Back in the day of sneakers, there was absolutely no certainty as no one can truly guess what would actually go up in price. Scratch that… back then, not many people really cared about resell price because most things were generally affordable even if we waited and had we missed opportunities of buying a pair, as sneakerheads we’re probably forking out AT MOST double the retail price? Of course some exceptions do apply for shoes like the highly coveted pairs like the Paris and Pigeon dunks. So it’s safe to say, the opportunity cost of missing a pair shortly after release was low because we can always get it back at a much affordable price compared to today’s time.

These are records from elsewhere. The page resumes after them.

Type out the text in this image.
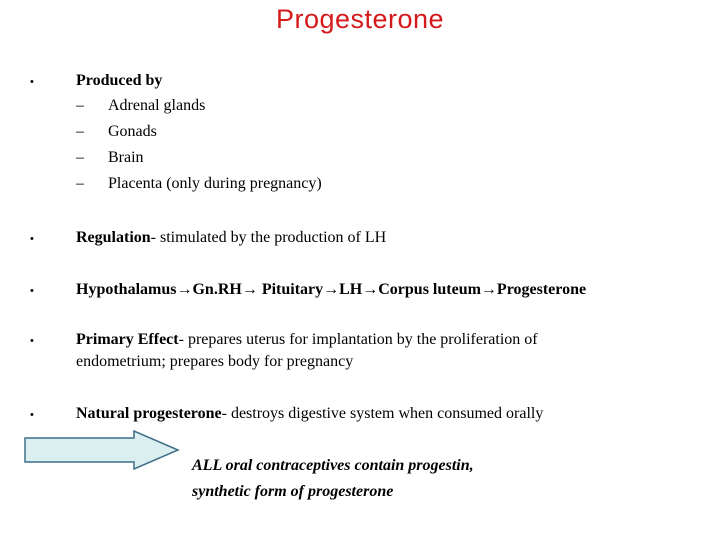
Progesterone
•	Produced by
– Adrenal glands
– Gonads
– Brain
– Placenta (only during pregnancy)
•	Regulation- stimulated by the production of LH
•	Hypothalamus→Gn.RH→ Pituitary→LH→Corpus luteum→Progesterone
•	Primary Effect- prepares uterus for implantation by the proliferation of
endometrium; prepares body for pregnancy
•	Natural progesterone- destroys digestive system when consumed orally
ALL oral contraceptives contain progestin,
synthetic form of progesterone
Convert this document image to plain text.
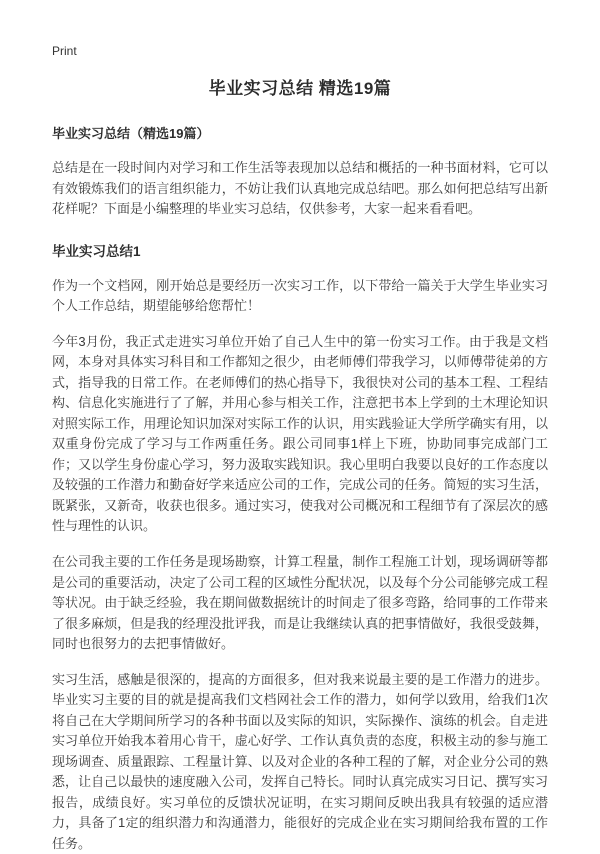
Print
毕业实习总结 精选19篇
毕业实习总结（精选19篇）

总结是在一段时间内对学习和工作生活等表现加以总结和概括的一种书面材料，它可以有效锻炼我们的语言组织能力，不妨让我们认真地完成总结吧。那么如何把总结写出新花样呢？下面是小编整理的毕业实习总结，仅供参考，大家一起来看看吧。

毕业实习总结1

作为一个文档网，刚开始总是要经历一次实习工作，以下带给一篇关于大学生毕业实习个人工作总结，期望能够给您帮忙！

今年3月份，我正式走进实习单位开始了自己人生中的第一份实习工作。由于我是文档网，本身对具体实习科目和工作都知之很少，由老师傅们带我学习，以师傅带徒弟的方式，指导我的日常工作。在老师傅们的热心指导下，我很快对公司的基本工程、工程结构、信息化实施进行了了解，并用心参与相关工作，注意把书本上学到的土木理论知识对照实际工作，用理论知识加深对实际工作的认识，用实践验证大学所学确实有用，以双重身份完成了学习与工作两重任务。跟公司同事1样上下班，协助同事完成部门工作；又以学生身份虚心学习，努力汲取实践知识。我心里明白我要以良好的工作态度以及较强的工作潜力和勤奋好学来适应公司的工作，完成公司的任务。简短的实习生活，既紧张，又新奇，收获也很多。通过实习，使我对公司概况和工程细节有了深层次的感性与理性的认识。

在公司我主要的工作任务是现场勘察，计算工程量，制作工程施工计划，现场调研等都是公司的重要活动，决定了公司工程的区域性分配状况，以及每个分公司能够完成工程等状况。由于缺乏经验，我在期间做数据统计的时间走了很多弯路，给同事的工作带来了很多麻烦，但是我的经理没批评我，而是让我继续认真的把事情做好，我很受鼓舞，同时也很努力的去把事情做好。

实习生活，感触是很深的，提高的方面很多，但对我来说最主要的是工作潜力的进步。毕业实习主要的目的就是提高我们文档网社会工作的潜力，如何学以致用，给我们1次将自己在大学期间所学习的各种书面以及实际的知识，实际操作、演练的机会。自走进实习单位开始我本着用心肯干，虚心好学、工作认真负责的态度，积极主动的参与施工现场调查、质量跟踪、工程量计算、以及对企业的各种工程的了解，对企业分公司的熟悉，让自己以最快的速度融入公司，发挥自己特长。同时认真完成实习日记、撰写实习报告，成绩良好。实习单位的反馈状况证明，在实习期间反映出我具有较强的适应潜力，具备了1定的组织潜力和沟通潜力，能很好的完成企业在实习期间给我布置的工作任务。
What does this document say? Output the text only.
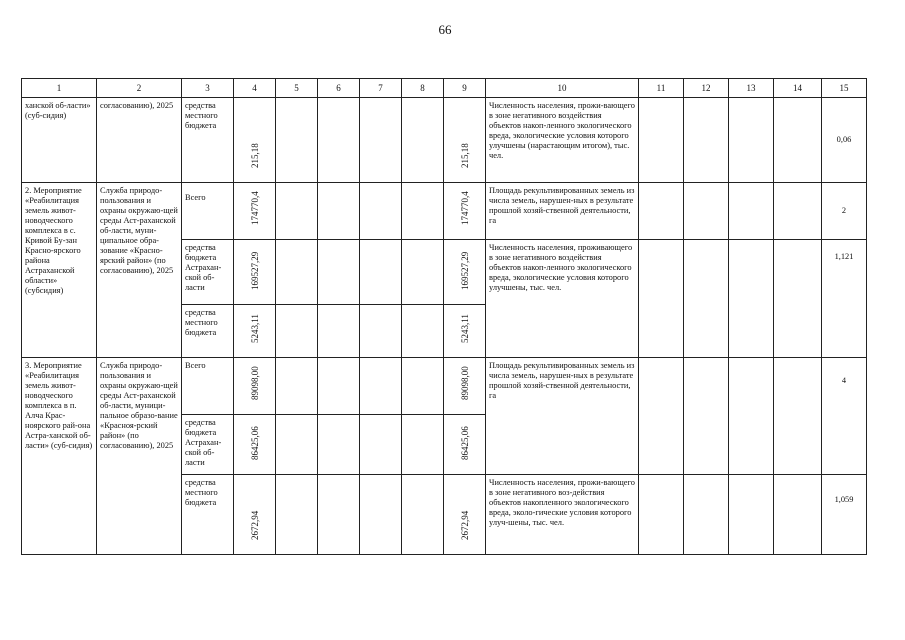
66
1	2	3	4	5	6	7	8	9	10	11	12	13	14	15

ханской об-ласти» (суб-сидия)	согласованию), 2025	средства местного бюджета	215,18					215,18	Численность населения, прожи-вающего в зоне негативного воздействия объектов накоп-ленного экологического вреда, экологические условия которого улучшены (нарастающим итогом), тыс. чел.					0,06

2. Мероприятие «Реабилитация земель живот-новодческого комплекса в с. Кривой Бу-зан Красно-ярского района Астраханской области» (субсидия)	Служба природо-пользования и охраны окружаю-щей среды Аст-раханской об-ласти, муни-ципальное обра-зование «Красно-ярский район» (по согласованию), 2025	Всего	174770,4					174770,4	Площадь рекультивированных земель из числа земель, нарушен-ных в результате прошлой хозяй-ственной деятельности, га					2

		средства бюджета Астрахан-ской об-ласти	169527,29					169527,29	Численность населения, проживающего в зоне негативного воздействия объектов накоп-ленного экологического вреда, экологические условия которого улучшены, тыс. чел.					1,121

		средства местного бюджета	5243,11					5243,11						

3. Мероприятие «Реабилитация земель живот-новодческого комплекса в п. Алча Крас-ноярского рай-она Астра-ханской об-ласти» (суб-сидия)	Служба природо-пользования и охраны окружаю-щей среды Аст-раханской об-ласти, муници-пальное образо-вание «Красноя-рский район» (по согласованию), 2025	Всего	89098,00					89098,00	Площадь рекультивированных земель из числа земель, нарушен-ных в результате прошлой хозяй-ственной деятельности, га					4

		средства бюджета Астрахан-ской об-ласти	86425,06					86425,06						

		средства местного бюджета	2672,94					2672,94	Численность населения, прожи-вающего в зоне негативного воз-действия объектов накопленного экологического вреда, эколо-гические условия которого улуч-шены, тыс. чел.					1,059
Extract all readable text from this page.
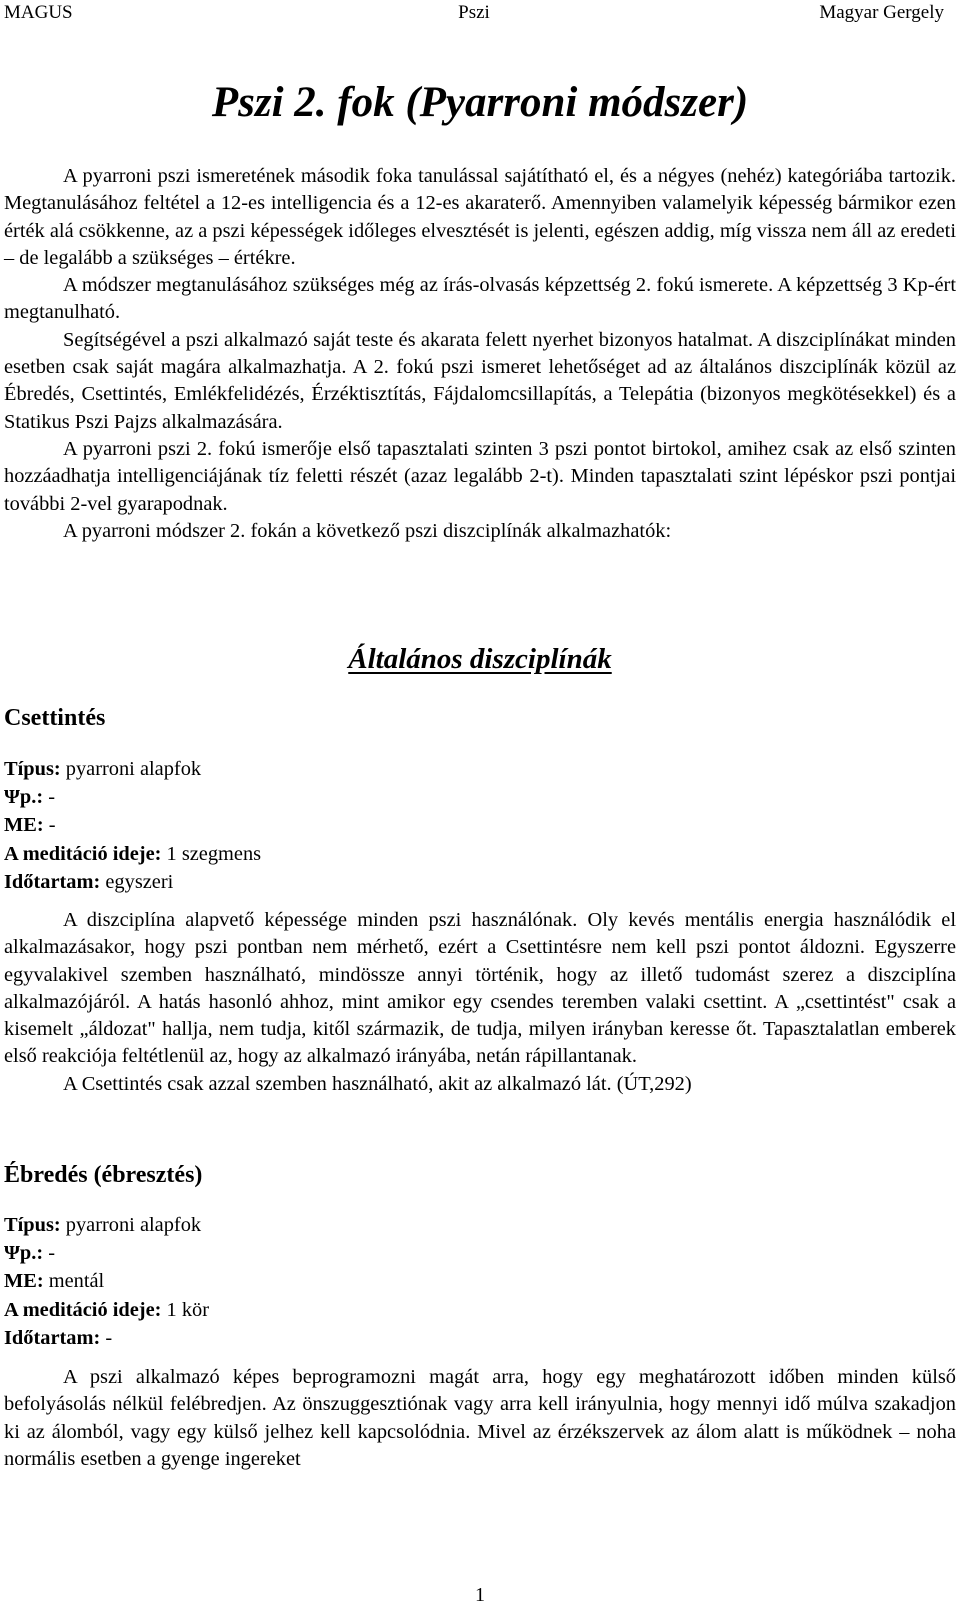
MAGUS	Pszi	Magyar Gergely
Pszi 2. fok (Pyarroni módszer)

A pyarroni pszi ismeretének második foka tanulással sajátítható el, és a négyes (nehéz) kategóriába tartozik. Megtanulásához feltétel a 12-es intelligencia és a 12-es akaraterő. Amennyiben valamelyik képesség bármikor ezen érték alá csökkenne, az a pszi képességek időleges elvesztését is jelenti, egészen addig, míg vissza nem áll az eredeti – de legalább a szükséges – értékre.

A módszer megtanulásához szükséges még az írás-olvasás képzettség 2. fokú ismerete. A képzettség 3 Kp-ért megtanulható.

Segítségével a pszi alkalmazó saját teste és akarata felett nyerhet bizonyos hatalmat. A diszciplínákat minden esetben csak saját magára alkalmazhatja. A 2. fokú pszi ismeret lehetőséget ad az általános diszciplínák közül az Ébredés, Csettintés, Emlékfelidézés, Érzéktisztítás, Fájdalomcsillapítás, a Telepátia (bizonyos megkötésekkel) és a Statikus Pszi Pajzs alkalmazására.

A pyarroni pszi 2. fokú ismerője első tapasztalati szinten 3 pszi pontot birtokol, amihez csak az első szinten hozzáadhatja intelligenciájának tíz feletti részét (azaz legalább 2-t). Minden tapasztalati szint lépéskor pszi pontjai további 2-vel gyarapodnak.

A pyarroni módszer 2. fokán a következő pszi diszciplínák alkalmazhatók:

Általános diszciplínák
Csettintés
Típus: pyarroni alapfok
Ψp.: -
ME: -
A meditáció ideje: 1 szegmens
Időtartam: egyszeri

A diszciplína alapvető képessége minden pszi használónak. Oly kevés mentális energia használódik el alkalmazásakor, hogy pszi pontban nem mérhető, ezért a Csettintésre nem kell pszi pontot áldozni. Egyszerre egyvalakivel szemben használható, mindössze annyi történik, hogy az illető tudomást szerez a diszciplína alkalmazójáról. A hatás hasonló ahhoz, mint amikor egy csendes teremben valaki csettint. A „csettintést" csak a kisemelt „áldozat" hallja, nem tudja, kitől származik, de tudja, milyen irányban keresse őt. Tapasztalatlan emberek első reakciója feltétlenül az, hogy az alkalmazó irányába, netán rápillantanak.

A Csettintés csak azzal szemben használható, akit az alkalmazó lát. (ÚT,292)

Ébredés (ébresztés)
Típus: pyarroni alapfok
Ψp.: -
ME: mentál
A meditáció ideje: 1 kör
Időtartam: -

A pszi alkalmazó képes beprogramozni magát arra, hogy egy meghatározott időben minden külső befolyásolás nélkül felébredjen. Az önszuggesztiónak vagy arra kell irányulnia, hogy mennyi idő múlva szakadjon ki az álomból, vagy egy külső jelhez kell kapcsolódnia. Mivel az érzékszervek az álom alatt is működnek – noha normális esetben a gyenge ingereket

1
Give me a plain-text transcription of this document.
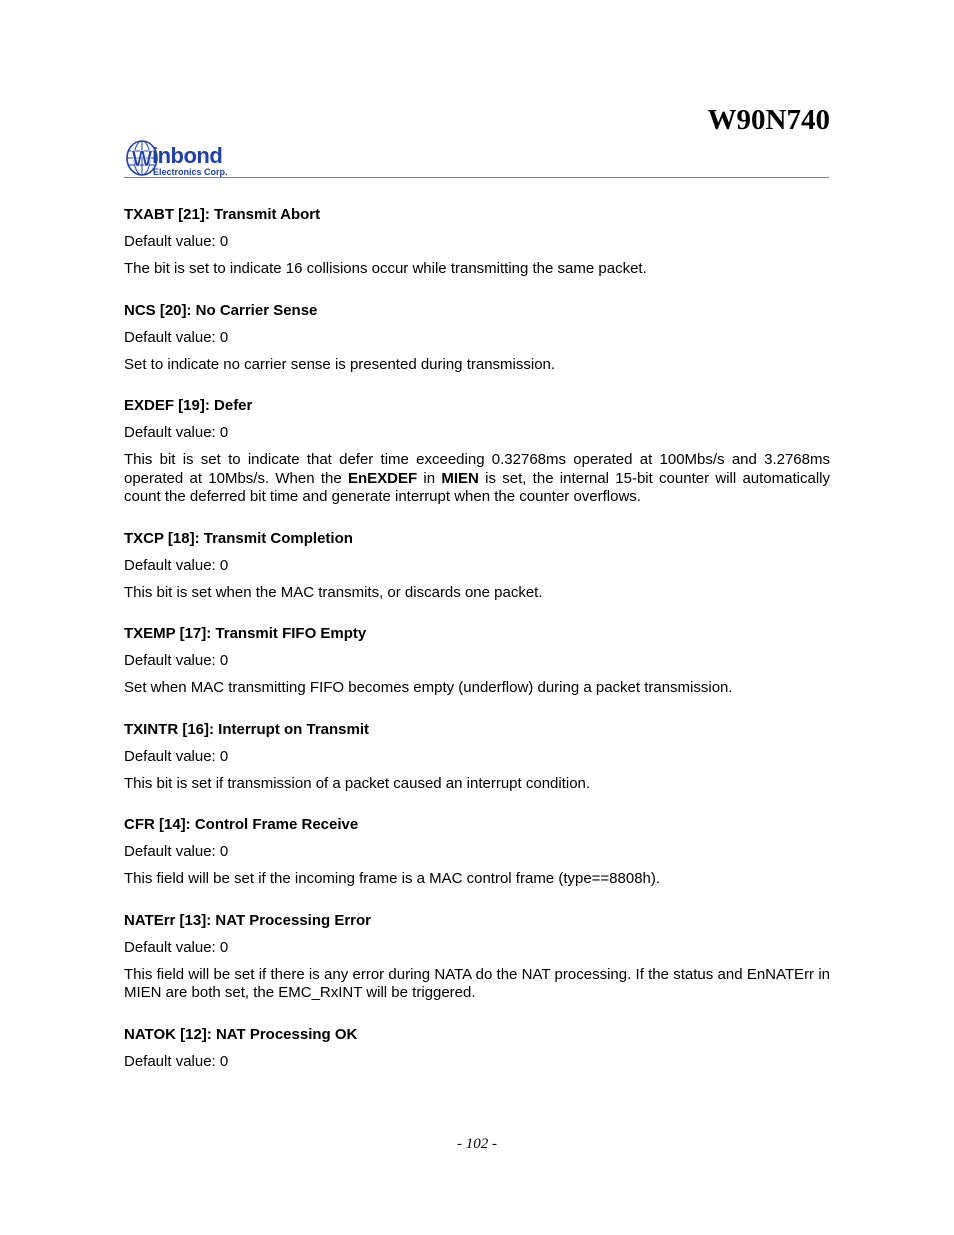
W90N740
W inbond
Electronics Corp.

TXABT [21]: Transmit Abort

Default value: 0

The bit is set to indicate 16 collisions occur while transmitting the same packet.

NCS [20]: No Carrier Sense

Default value: 0

Set to indicate no carrier sense is presented during transmission.

EXDEF [19]: Defer

Default value: 0

This bit is set to indicate that defer time exceeding 0.32768ms operated at 100Mbs/s and 3.2768ms operated at 10Mbs/s. When the EnEXDEF in MIEN is set, the internal 15-bit counter will automatically count the deferred bit time and generate interrupt when the counter overflows.

TXCP [18]: Transmit Completion

Default value: 0

This bit is set when the MAC transmits, or discards one packet.

TXEMP [17]: Transmit FIFO Empty

Default value: 0

Set when MAC transmitting FIFO becomes empty (underflow) during a packet transmission.

TXINTR [16]: Interrupt on Transmit

Default value: 0

This bit is set if transmission of a packet caused an interrupt condition.

CFR [14]: Control Frame Receive

Default value: 0

This field will be set if the incoming frame is a MAC control frame (type==8808h).

NATErr [13]: NAT Processing Error

Default value: 0

This field will be set if there is any error during NATA do the NAT processing. If the status and EnNATErr in MIEN are both set, the EMC_RxINT will be triggered.

NATOK [12]: NAT Processing OK

Default value: 0

- 102 -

Right now we live in a time where if we miss a release on certain models like the Travis 1s, we can kiss our dream of owning a pair good bye as prices just seem to keep going up and up and UP! What would cost you $800 to buy shortly after the release would cost you double that in less than a few months. So why is this? Is the demand for the shoe that MUCH that prices would go out of hand like that OR are majority of us just ALL doing the same thing… sitting on pairs in a storage just waiting for prices to go up. Some can argue that there’s a lot of buy and sell happening on StockX…the shoe is moving – meaning there are willing buyers willing to pay current market prices to own the shoes.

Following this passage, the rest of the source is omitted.